La bonne année jusqu'en mars. Avant le renouveau celtique et l'essor des festoù-noz payants, les Frères Morvan chantaient déjà en famille et pour les proches. « On a commencé tout gamins, avec notre mère. Et plus tard, on chantait après les travaux des champs et, surtout, pour les cafés du Premier de l'An ». Des rendez-vous festifs qui s'échelonnaient « jusqu'au mois de mars ! ».
Jamais découché. Jamais, même après un fest-noz tardif, les frères n'ont découché. Pour les enfants de Botcol, le retour à Saint-Nicodème a toujours été un impératif. « Enfin, une fois, en 50 ans, on n'est pas rentré. C'était en 1971, après avoir chanté à Vay, près de Guémené-Penfao, en Loire-Atlantique ».
Jamais un refus. « Quand on s'engage, on tient toujours promesse ou presque. Peu importe les chapelles, on joue pour tout le monde quand on nous le demande. Il nous est bien arrivé quelquefois de nous décommander, mais uniquement quand la bonne marche de la ferme l'exigeait ou quand on était souffrant ».
Niet au Stade de France ! On leur a proposé de chanter au Palais omnisports de Bercy, au Stade de France aussi, mais à chaque fois, c'est la même réponse qui fuse : non merci. Trop attachés à leur Bretagne, les frangins refusent de franchir la frontière. Et puis comme diraient Yvon et Henri, « dans des grandes salles comme ça, sans orchestre, on serait ridicule. On aurait l'air de deux bouteilles dans un champ d'un hectare ».

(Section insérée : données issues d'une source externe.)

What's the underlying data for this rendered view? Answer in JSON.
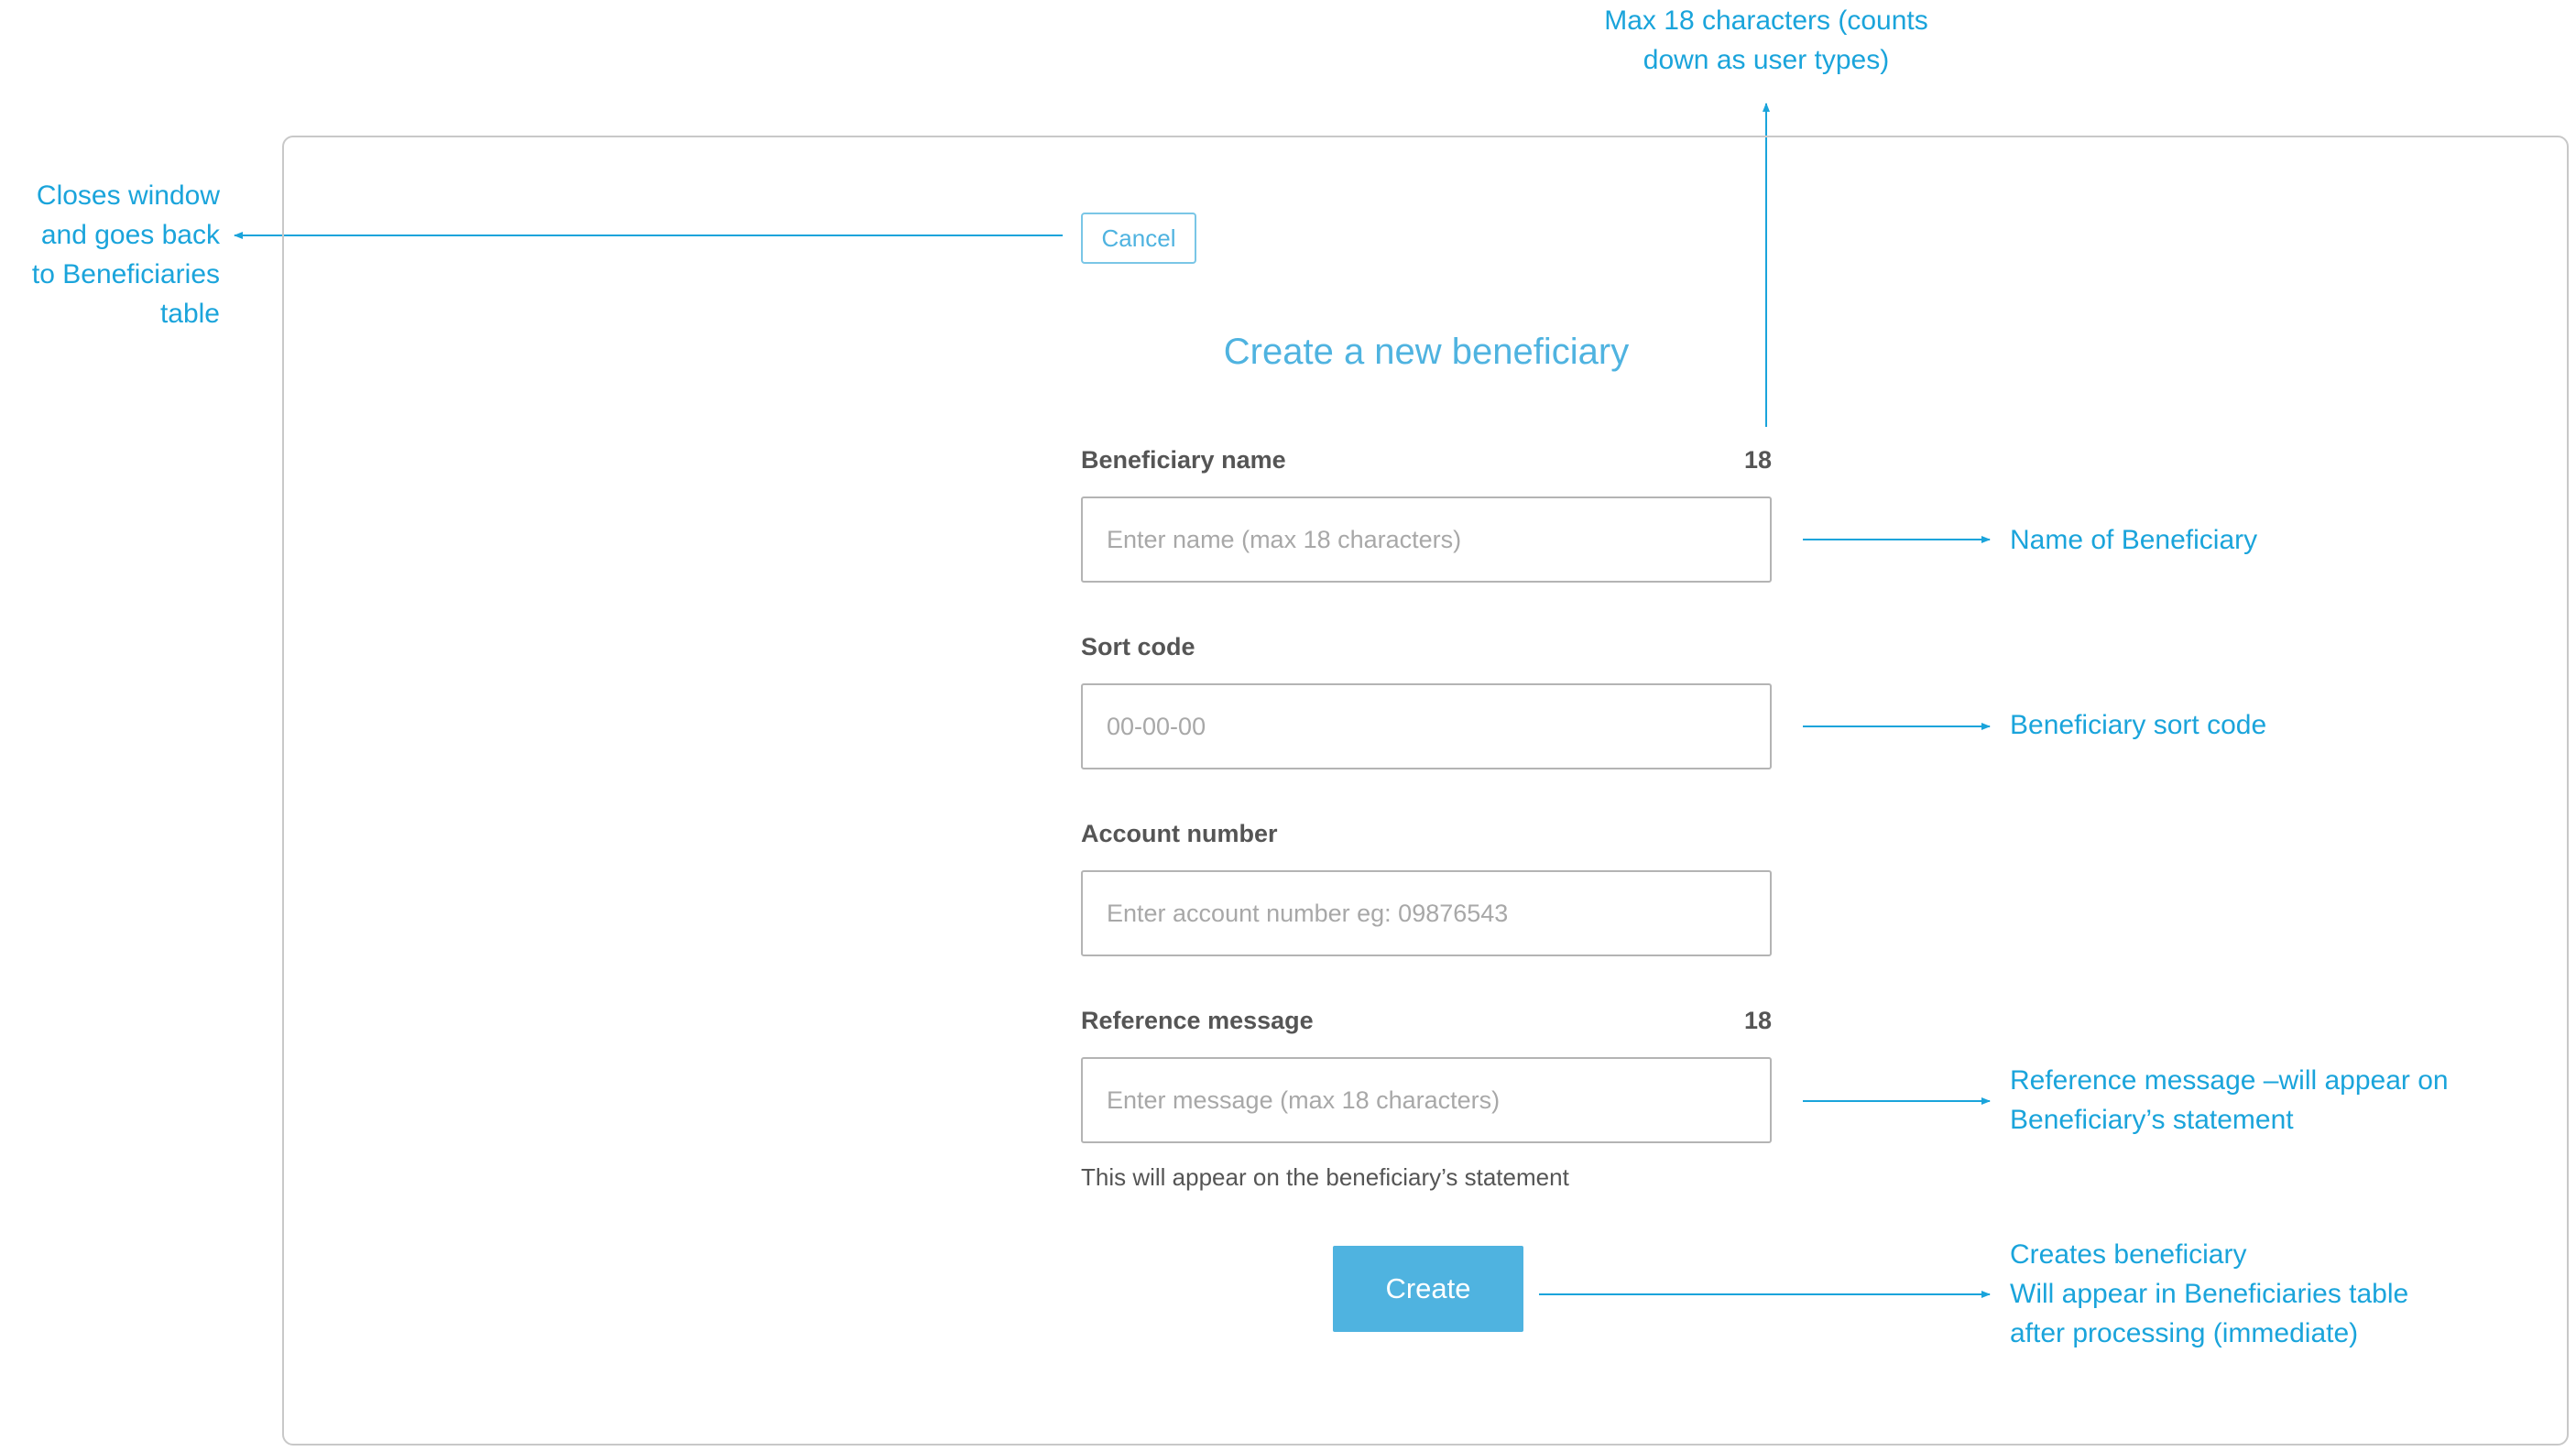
{
  "dialog": {
    "cancel_label": "Cancel",
    "title": "Create a new beneficiary",
    "fields": {
      "beneficiary_name": {
        "label": "Beneficiary name",
        "counter": "18",
        "value": "",
        "placeholder": "Enter name (max 18 characters)"
      },
      "sort_code": {
        "label": "Sort code",
        "value": "",
        "placeholder": "00-00-00"
      },
      "account_number": {
        "label": "Account number",
        "value": "",
        "placeholder": "Enter account number eg: 09876543"
      },
      "reference_message": {
        "label": "Reference message",
        "counter": "18",
        "value": "",
        "placeholder": "Enter message (max 18 characters)",
        "helper": "This will appear on the beneficiary’s statement"
      }
    },
    "create_label": "Create"
  },
  "annotations": {
    "cancel_note": [
      "Closes window",
      "and goes back",
      "to Beneficiaries",
      "table"
    ],
    "counter_note": [
      "Max 18 characters (counts",
      "down as user types)"
    ],
    "name_note": [
      "Name of Beneficiary"
    ],
    "sort_code_note": [
      "Beneficiary sort code"
    ],
    "reference_note": [
      "Reference message –will appear on",
      "Beneficiary’s statement"
    ],
    "create_note": [
      "Creates beneficiary",
      "Will appear in Beneficiaries table",
      "after processing (immediate)"
    ]
  },
  "colors": {
    "accent": "#4fb3e0",
    "annotation": "#1aa4db",
    "border": "#b4b4b4",
    "frame": "#c8c8c8"
  }
}
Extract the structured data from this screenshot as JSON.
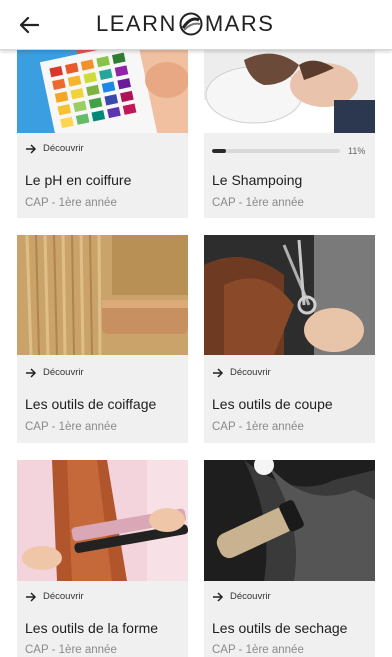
{
  "header": {
    "brand_left": "LEARN",
    "brand_right": "MARS",
    "logo_icon": "globe-logo-icon",
    "back_icon": "arrow-left-icon"
  },
  "cards": [
    {
      "title": "Le pH en coiffure",
      "level": "CAP - 1ère année",
      "action": "Découvrir",
      "image": "ph-strips-photo"
    },
    {
      "title": "Le Shampoing",
      "level": "CAP - 1ère année",
      "progress_label": "11%",
      "progress": 0.11,
      "image": "shampoo-photo"
    },
    {
      "title": "Les outils de coiffage",
      "level": "CAP - 1ère année",
      "action": "Découvrir",
      "image": "comb-hair-photo"
    },
    {
      "title": "Les outils de coupe",
      "level": "CAP - 1ère année",
      "action": "Découvrir",
      "image": "scissors-photo"
    },
    {
      "title": "Les outils de la forme",
      "level": "CAP - 1ère année",
      "action": "Découvrir",
      "image": "straightener-photo"
    },
    {
      "title": "Les outils de sechage",
      "level": "CAP - 1ère année",
      "action": "Découvrir",
      "image": "hairdryer-photo"
    }
  ],
  "colors": {
    "card_bg": "#f0f0f0",
    "progress_fill": "#2a2a2a",
    "progress_track": "#d8d8d8"
  }
}
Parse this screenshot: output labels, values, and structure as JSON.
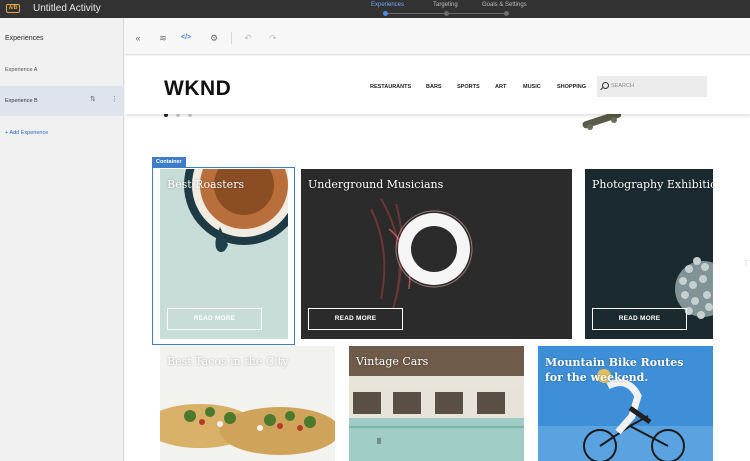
{
  "topbar": {
    "badge": "A/B",
    "activity_title": "Untitled Activity",
    "steps": [
      {
        "label": "Experiences",
        "active": true
      },
      {
        "label": "Targeting",
        "active": false
      },
      {
        "label": "Goals & Settings",
        "active": false
      }
    ]
  },
  "left_panel": {
    "title": "Experiences",
    "experiences": [
      {
        "label": "Experience A",
        "selected": false
      },
      {
        "label": "Experience B",
        "selected": true
      }
    ],
    "add_label": "+ Add Experience"
  },
  "toolbar": {
    "buttons": [
      {
        "name": "collapse-icon",
        "glyph": "«"
      },
      {
        "name": "layers-icon",
        "glyph": "≋"
      },
      {
        "name": "code-icon",
        "glyph": "</>"
      },
      {
        "name": "gear-icon",
        "glyph": "⚙"
      },
      {
        "name": "undo-icon",
        "glyph": "↶"
      },
      {
        "name": "redo-icon",
        "glyph": "↷"
      }
    ]
  },
  "site": {
    "logo": "WKND",
    "nav": [
      "RESTAURANTS",
      "BARS",
      "SPORTS",
      "ART",
      "MUSIC",
      "SHOPPING"
    ],
    "search_placeholder": "SEARCH"
  },
  "editor": {
    "container_label": "Container"
  },
  "cards_row1": [
    {
      "title": "Best Roasters",
      "button": "READ MORE"
    },
    {
      "title": "Underground Musicians",
      "button": "READ MORE"
    },
    {
      "title": "Photography Exhibitions",
      "button": "READ MORE"
    }
  ],
  "cards_row2": [
    {
      "title": "Best Tacos in the City"
    },
    {
      "title": "Vintage Cars"
    },
    {
      "title": "Mountain Bike Routes for the weekend."
    }
  ],
  "colors": {
    "accent": "#3d7cc9",
    "topbar_bg": "#323232",
    "badge": "#e3a64b"
  }
}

Souvenirs. Ils en ont vu débuter des petits jeunes, les gars de Botcol. Alan Stivell, quand celui-ci sonnait en couple sous son vrai nom - Cochevelou - ou encore quand Glenmor, « aux débuts des années soixante, chantait seul à Plévin avec sa guitare ». Un peu plus tard, l'artiste engagé les invitera d'ailleurs « à chanter pour ses noces, à Guerlesquin ».